Meet Journal DPI Requirements for Manuscript Figures Without Resampling
Journal submission portals routinely reject manuscript figures for insufficient DPI — even when the underlying image data is high quality — because screen-export workflows tag files at 72 or 96 DPI by default. Deliteful corrects DPI metadata on your figures, plates, and micrographs to meet publisher specifications without resampling or degrading image data.
Academic publishers including Elsevier, Springer, and Wiley specify DPI requirements that vary by figure type: 300 DPI for color and grayscale photographs, 600 DPI for combination figures, and 1000 DPI for line art in many style guides. Figures exported from analysis software (MATLAB, R, ImageJ, Python matplotlib) or presentation tools frequently carry incorrect DPI tags that trigger automated rejection at the manuscript submission portal — a frustrating delay when a paper is otherwise submission-ready. The pixel data in these exports is typically adequate; only the metadata tag is wrong.
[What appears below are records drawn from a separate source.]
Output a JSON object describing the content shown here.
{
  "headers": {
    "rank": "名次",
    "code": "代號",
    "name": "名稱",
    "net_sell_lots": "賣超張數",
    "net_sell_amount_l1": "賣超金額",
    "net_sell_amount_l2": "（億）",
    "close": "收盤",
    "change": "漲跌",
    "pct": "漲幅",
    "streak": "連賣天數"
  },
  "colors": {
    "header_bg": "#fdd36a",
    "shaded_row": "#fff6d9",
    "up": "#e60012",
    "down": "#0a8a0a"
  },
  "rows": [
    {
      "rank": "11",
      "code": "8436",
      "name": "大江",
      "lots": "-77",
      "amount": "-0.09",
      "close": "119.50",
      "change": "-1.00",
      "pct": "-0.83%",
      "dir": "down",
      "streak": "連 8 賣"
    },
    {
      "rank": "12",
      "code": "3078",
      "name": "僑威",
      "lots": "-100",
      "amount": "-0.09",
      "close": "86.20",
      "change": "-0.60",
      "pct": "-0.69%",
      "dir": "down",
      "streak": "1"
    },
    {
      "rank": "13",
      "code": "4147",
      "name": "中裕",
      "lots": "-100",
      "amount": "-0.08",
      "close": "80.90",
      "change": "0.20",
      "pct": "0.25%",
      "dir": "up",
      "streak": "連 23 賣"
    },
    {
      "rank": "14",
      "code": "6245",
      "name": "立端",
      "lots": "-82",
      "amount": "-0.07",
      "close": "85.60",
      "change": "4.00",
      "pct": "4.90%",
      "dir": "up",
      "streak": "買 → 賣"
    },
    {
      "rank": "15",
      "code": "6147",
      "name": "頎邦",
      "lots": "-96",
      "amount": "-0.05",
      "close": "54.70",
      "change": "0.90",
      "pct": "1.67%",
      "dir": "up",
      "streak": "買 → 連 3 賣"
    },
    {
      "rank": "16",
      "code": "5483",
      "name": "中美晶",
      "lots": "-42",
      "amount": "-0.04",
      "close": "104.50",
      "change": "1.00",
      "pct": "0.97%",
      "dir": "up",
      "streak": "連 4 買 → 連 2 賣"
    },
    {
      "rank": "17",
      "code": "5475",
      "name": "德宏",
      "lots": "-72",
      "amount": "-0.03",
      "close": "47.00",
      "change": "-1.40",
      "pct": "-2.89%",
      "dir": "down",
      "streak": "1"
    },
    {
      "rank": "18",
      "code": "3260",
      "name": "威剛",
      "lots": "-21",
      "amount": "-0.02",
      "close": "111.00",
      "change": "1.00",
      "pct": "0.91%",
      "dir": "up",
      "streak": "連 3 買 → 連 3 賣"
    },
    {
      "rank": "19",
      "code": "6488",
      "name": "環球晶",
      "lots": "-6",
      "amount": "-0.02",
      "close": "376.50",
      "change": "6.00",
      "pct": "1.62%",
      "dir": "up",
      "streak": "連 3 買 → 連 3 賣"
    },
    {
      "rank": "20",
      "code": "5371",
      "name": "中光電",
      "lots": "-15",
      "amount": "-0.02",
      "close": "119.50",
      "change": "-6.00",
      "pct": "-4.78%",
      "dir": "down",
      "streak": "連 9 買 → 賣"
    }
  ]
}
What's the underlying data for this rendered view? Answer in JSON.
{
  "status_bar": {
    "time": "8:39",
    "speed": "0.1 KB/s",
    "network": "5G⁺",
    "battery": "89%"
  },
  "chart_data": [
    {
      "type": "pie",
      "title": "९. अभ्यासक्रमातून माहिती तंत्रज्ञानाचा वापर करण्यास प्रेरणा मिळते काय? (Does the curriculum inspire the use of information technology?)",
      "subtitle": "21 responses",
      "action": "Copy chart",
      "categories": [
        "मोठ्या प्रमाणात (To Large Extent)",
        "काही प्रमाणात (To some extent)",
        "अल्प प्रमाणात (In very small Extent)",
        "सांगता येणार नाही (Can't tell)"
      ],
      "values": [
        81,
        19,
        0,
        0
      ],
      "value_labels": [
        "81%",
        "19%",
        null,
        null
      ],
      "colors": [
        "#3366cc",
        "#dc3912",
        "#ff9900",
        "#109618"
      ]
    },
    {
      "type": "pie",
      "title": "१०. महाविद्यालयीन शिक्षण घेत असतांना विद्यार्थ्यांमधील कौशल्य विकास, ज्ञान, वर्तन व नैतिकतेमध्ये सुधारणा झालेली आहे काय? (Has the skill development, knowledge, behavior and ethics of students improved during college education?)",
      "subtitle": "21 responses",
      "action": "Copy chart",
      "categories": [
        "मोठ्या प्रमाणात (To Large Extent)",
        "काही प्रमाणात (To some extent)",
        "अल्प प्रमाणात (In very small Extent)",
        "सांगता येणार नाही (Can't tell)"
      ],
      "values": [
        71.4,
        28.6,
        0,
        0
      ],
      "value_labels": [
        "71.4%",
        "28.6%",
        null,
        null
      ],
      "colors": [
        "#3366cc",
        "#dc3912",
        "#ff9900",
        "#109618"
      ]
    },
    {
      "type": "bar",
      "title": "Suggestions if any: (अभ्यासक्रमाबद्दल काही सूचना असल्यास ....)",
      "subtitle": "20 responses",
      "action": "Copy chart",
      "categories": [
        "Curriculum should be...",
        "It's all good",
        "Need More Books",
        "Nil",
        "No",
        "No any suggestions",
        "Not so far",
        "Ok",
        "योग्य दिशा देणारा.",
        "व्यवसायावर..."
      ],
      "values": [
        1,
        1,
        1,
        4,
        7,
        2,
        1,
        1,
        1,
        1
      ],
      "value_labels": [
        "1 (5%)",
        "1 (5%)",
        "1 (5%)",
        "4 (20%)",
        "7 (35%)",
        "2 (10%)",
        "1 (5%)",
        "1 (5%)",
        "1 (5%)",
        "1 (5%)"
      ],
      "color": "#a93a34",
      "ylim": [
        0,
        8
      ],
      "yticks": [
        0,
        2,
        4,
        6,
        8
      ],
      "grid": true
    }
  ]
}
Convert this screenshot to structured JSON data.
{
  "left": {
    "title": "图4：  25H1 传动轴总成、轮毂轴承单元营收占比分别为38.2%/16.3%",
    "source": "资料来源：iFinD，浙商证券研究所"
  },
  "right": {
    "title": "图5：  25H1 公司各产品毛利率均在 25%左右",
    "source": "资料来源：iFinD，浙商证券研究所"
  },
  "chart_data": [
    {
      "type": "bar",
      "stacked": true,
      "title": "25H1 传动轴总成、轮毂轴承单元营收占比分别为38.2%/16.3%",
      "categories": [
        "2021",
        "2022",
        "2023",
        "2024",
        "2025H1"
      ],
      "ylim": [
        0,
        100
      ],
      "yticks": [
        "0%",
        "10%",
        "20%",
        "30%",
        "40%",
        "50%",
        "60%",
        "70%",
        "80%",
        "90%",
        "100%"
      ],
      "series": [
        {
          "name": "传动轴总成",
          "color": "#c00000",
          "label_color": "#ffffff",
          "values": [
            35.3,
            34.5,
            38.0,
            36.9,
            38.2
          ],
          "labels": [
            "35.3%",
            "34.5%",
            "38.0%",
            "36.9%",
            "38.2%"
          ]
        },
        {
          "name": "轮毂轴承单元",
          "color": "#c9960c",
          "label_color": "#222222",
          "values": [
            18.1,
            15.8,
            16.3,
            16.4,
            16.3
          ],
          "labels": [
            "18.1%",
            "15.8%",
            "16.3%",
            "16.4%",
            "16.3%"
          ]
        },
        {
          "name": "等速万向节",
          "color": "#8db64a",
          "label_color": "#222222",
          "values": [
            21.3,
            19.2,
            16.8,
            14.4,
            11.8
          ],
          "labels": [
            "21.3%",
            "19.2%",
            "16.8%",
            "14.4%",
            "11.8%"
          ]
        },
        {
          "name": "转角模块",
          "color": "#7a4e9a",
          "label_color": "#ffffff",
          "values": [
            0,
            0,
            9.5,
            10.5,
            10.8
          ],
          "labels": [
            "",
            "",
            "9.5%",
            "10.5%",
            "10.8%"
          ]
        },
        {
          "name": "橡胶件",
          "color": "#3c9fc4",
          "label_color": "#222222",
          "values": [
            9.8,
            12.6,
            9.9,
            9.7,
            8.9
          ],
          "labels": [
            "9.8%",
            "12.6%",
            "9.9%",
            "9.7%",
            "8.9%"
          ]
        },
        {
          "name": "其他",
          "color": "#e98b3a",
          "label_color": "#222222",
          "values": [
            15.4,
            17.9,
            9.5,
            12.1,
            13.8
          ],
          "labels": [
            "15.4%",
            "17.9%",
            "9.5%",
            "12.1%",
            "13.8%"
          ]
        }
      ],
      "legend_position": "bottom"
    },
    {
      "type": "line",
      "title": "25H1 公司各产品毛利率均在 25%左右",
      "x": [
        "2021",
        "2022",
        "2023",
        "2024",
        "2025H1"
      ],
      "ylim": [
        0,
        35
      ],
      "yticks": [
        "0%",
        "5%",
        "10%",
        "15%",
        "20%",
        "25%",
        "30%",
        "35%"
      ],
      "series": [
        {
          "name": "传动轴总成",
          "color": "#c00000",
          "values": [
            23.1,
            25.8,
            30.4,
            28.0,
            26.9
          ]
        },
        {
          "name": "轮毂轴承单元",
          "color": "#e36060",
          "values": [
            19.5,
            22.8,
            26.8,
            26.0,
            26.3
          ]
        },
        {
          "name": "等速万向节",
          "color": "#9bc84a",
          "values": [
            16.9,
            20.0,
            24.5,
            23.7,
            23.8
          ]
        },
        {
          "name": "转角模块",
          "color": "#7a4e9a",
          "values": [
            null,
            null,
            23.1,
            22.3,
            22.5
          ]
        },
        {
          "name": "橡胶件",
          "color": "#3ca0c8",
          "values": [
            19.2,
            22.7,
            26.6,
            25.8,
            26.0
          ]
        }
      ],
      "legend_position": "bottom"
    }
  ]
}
Deliteful supports PNG, JPEG, and WebP format corrections up to 2400 DPI, covering all standard academic publisher requirements including the 1000 DPI threshold for line art. Because it is a metadata-only operation, it does not alter the data integrity of microscopy images, plots, or scientific figures — a meaningful concern when submitting to journals with image manipulation policies.
How it works
- 1
Check the journal's figure preparation guidelines
Identify the required DPI for each figure type — color photos, line art, and combination figures typically have different requirements.
- 2
Export figures from your analysis or presentation software
Use your standard export workflow; the DPI setting in the export dialog is what Deliteful will correct.
- 3
Upload to Deliteful
Add the PNG or JPEG figure files that need DPI correction.
- 4
Set the target DPI per figure type
Run separate batches if different figures require different DPI values — 300, 600, or 1000 DPI as the journal requires.
- 5
Re-upload corrected figures to the submission portal
Download and replace the rejected figures in your manuscript submission package.
Frequently asked questions
- My MATLAB figure exports at 150 DPI and the journal requires 300 DPI. Will this fix the submission rejection?
- If the pixel dimensions of your MATLAB export are sufficient for the figure's printed size at 300 DPI, correcting the tag with Deliteful will resolve the metadata mismatch. Calculate whether your pixel count divided by 300 gives you the required figure width in inches.
- Does correcting DPI metadata count as image manipulation under journal policies?
- No. DPI metadata adjustment does not alter pixel values, contrast, brightness, or any scientific content of the image. It changes only the print size interpretation tag. This is not considered image manipulation by major publishers.
- What DPI do most journals require for microscopy or gel images?
- Most biomedical journals require 300 DPI for grayscale and color photographs including microscopy, and 600 DPI for figures combining photos with line art. Consult the specific journal's author guidelines, as requirements vary.
- Does Deliteful support TIFF, which many journals recommend for figures?
- Currently Deliteful supports PNG, JPEG, and WebP. If your journal requires TIFF, export as PNG first — PNG is lossless and widely accepted as equivalent to TIFF for most figure submissions.